You place $10 for the win - and then use the remaining $10 to cover your selection with the favourite or the second favourite (if your fancy is actually the favourite). Now the bet is looking a lot more interesting, and it also is geared to provide you with a handsome windfall should your luck be in.

Let's say that in Race 1, your selection is a 5/1 chance. You put $10 on for the win ($50/$10). Now you couple the selection with the favourite, which is a 2/1 chance, in a quinella for $10. This quinella is likely to pay around the $7 mark for $1. You now stand to get a return of around $130 for your $20, if your selection can win and you can get that favourite into 2nd place for the quinella.

But what if your selection gets rolled by the favourite? Well, your $10 win bet is lost, but you've still landed the quinella and you're getting back around $70. In all, then, you've bet $20 for a $70 return.

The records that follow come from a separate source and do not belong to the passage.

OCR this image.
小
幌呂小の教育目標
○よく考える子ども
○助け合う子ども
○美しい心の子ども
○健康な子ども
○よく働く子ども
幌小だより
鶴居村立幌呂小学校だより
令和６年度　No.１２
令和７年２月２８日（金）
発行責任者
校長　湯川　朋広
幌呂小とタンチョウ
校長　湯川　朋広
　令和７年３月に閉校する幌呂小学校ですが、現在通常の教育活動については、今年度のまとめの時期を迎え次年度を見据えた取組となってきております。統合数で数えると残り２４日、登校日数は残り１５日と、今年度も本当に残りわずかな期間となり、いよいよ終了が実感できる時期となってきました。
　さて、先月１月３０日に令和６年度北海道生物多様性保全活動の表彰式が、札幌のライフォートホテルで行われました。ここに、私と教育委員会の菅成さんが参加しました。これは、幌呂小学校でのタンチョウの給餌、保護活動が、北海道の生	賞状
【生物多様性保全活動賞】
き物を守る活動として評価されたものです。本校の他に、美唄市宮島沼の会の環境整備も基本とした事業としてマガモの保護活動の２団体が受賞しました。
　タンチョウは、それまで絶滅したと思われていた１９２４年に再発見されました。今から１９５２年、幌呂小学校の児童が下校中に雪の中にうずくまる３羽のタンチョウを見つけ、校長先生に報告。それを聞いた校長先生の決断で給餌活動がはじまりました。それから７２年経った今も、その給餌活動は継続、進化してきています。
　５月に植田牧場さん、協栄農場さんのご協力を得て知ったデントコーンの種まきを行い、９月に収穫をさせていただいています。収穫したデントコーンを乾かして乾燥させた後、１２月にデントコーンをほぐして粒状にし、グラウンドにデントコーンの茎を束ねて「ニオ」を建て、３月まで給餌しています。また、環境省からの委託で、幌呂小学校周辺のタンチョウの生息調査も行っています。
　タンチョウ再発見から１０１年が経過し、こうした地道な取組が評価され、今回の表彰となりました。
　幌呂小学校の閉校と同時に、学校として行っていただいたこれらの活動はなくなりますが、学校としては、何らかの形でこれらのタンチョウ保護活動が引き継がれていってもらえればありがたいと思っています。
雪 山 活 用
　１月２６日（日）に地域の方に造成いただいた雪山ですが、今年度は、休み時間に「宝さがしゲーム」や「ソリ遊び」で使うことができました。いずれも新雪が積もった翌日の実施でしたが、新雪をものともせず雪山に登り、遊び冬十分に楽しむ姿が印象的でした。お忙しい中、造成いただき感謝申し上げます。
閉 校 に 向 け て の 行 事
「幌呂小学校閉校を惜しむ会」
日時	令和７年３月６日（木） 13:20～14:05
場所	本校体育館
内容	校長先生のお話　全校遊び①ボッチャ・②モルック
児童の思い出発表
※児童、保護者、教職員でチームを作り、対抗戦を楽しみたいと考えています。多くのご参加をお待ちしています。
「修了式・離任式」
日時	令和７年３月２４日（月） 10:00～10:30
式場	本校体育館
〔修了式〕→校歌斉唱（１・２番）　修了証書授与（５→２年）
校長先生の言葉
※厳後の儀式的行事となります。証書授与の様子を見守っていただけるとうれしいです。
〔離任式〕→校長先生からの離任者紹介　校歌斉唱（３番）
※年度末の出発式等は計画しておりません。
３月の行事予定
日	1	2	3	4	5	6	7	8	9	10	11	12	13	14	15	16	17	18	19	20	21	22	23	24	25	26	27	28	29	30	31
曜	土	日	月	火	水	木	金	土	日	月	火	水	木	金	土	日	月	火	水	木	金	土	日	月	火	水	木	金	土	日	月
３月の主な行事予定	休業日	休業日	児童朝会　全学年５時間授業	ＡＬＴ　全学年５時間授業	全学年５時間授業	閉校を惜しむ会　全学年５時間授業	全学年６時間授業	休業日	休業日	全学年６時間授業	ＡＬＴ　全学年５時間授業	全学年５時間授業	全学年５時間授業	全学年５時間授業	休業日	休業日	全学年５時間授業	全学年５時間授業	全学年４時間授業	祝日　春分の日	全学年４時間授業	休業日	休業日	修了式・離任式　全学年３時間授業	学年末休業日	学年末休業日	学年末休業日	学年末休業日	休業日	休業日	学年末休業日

In the second race, your fancy is the 6/4 favourite. You back it $10 a win, and take the second favourite at 3/1 for the $10 quinella. Here you are not standing to win a great deal only $15 from the win bet, and around $40 from the $10 quinella. Let's assume this bet fails because your selection fails to run a place.

In the third race, your selection is something of an outsider at 8/1. The favourite is well-fancied at even money. Your $10 goes on for the win ($80/$10) and your $10 goes on the quinella, which has a likely return of around $55. Your potential return, then, is $145 if all goes to plan.

But let's assume it doesn't. Your selection runs 2nd but the favourite wins. At least you've got the quinella and you get back $55 for your $20 overall bet. Now it's on to the fourth race and here you have a selection at 6 / 1 and the favourite is a 2/1 chance.

You bet $10 a win ($60 / $10) and then the $10 quinella bet, which is likely to return about $75 for the $10 bet. Whoopee! You strike both. Your selection wins and the quinella comes up as well. You get a total of $145 back for your $20.

In the final race on which you operate you get a winner at 4/1 with your $10 bet but the favourite fails to get 2nd, so your quinella goes down. Your return is $50 for the $20.

In all, then, you've outlaid $100 and your returns total $320, so you've made a very good profit of $220. Had you bet each horse at $20 for the win your returns would have been $240 from two winners. By betting the quinellas, you've applied leverage of an extra $80 on your day's investments. Where you failed to get a return on two races betting win only, you were able to haul in quinellas using the alternative method.

Now these are just hypothetical examples. To gain even more potential leverage, you could consider avoiding the favourites in the quinella - unless, of course, your own selection is the favourite.

Summing up, then: Quinella betting can be ideal insurance betting. Back your top selection straight out, but couple the horse in quinellas with the runners you reckon are going to be the dangers. Back the quinellas to at least cover your main bet.

A point to remember is that if you are going to back several runners with your main selection, it would be wise to arrange the bets so that whichever combination is successful you get more or less the same return.

Get hold of a quinella guide - we'll be publishing one in the next issue of PPM - to see how much you need to invest to do it properly and reasonably accurately. For instance, if your selection is a 6/1 chance and you want to couple it with three others at 4/1, 5/1 and 10/1 to return you $50, you would need the following bets for the quinella:

6/1 with 4/1  $7
6/1 with 5/1  $6
6/1 with 10/1  $3

This is a total of $16 and your return is going to be more or less $50, whichever one happens to win the quinella.